Artazuri 2005 Garnacha -- As I mentioned, Garnacha is the same grape as Grenache -- backbone of many of the big earthy French wines. In Spain, however, Garnacha delivers a very different character. Rather than the earthy smell of this varietal's French cousins, the Artazuri, grown in Navarra, comes straight at you with bright, fruity character. The nose of this wine is wonderful -- while there's a touch of earth, the overwhelming scent is of black cherries and plums. The medium body of this wine is peppery and fruity -- zinfandelesque. The finish is long and a little spicy, with the cherry flavors from the body hanging around a good while. While I probably wouldn't pair this with a steak, barbecue would go fantastically well with this, as would, I think, a curry that's got some potatoes or other earthy veggies in it. This wine would be extremely food friendly, so you can't go wrong -- as long as the food has a little bit of heft to it. And for $9-11, anyone at a party would be happy with this. I also think you could buy several and easily hold on to this for six months or a year, and you'd really have something.
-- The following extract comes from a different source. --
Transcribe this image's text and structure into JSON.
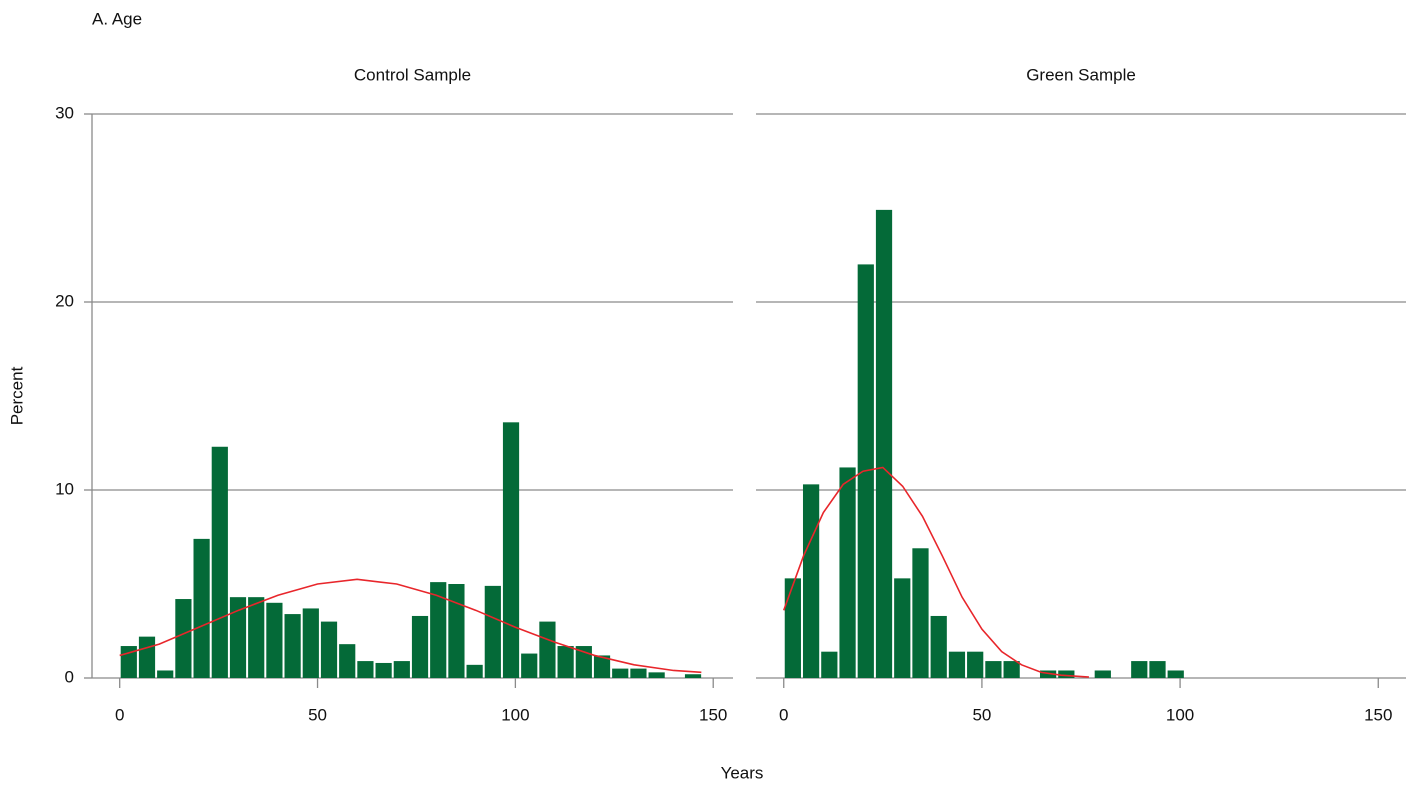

Borsao 2005 Rosé -- I've been long overdue for a rosé review, and I figured I might as well look at one since there's such good red grape stock here in Spain (and since I enjoyed my last Spanish rosé so much). Borsao's rosé is made from 100% Garnacha grown in the Campo de Borja region. This dark pink entry greets you with a floral nose that includes some easy peach scents. This wine's gentle first taste is very light and includes more of that nice ripe fruit. The taste lingers briefly before spreading into a long, citrusy, slightly spicy finish that includes some hints of cinnamon. While this would be a perfect summer wine -- as the weather starts to turn colder, pull out some Mediterranean style recipes and do some roasting: whether it's a slow-cooked chicken, an earthy chickpea and eggplant dish, or some marinated pork chops. There's a braised monkfish recipe I once put together that I think would go wonderfully here, and you can find a bottle of Borsao for between $6-8. A good, flexible entry.
Las Brisas 2005 Blanco -- Might Las Brisas is from the Rueda region, and -- while it's getting a little late in the year to discuss a wine this light -- keep this one in your memory banks until next year rolls around and the weather starts warming up and you can kick back outdoors again. The lively Las Brisas is one of those aforementioned blends of Verdejo and Sauvignon Blanc, and has a lot of the recognizable character of the latter. The grapefruitiness of a sauvignon is certainly present on the nose, but it's somewhat mellower, balanced by a mangoish scent. It's a very light wine -- a little tart and lemony, but the acidity mellows quickly into a fruity peppery body and a strong, flavorful finish. This would be a wonderful aperitif or poolside wine, but if you have any kind of fish dish -- I had this with a baked cod -- you're going to be in business. You could also consider a cheese tortellini, or most any kind of Spanish dish that doesn't involve beef or pork. Probably plan to spend $8-10 on this very easygoing, happy wine.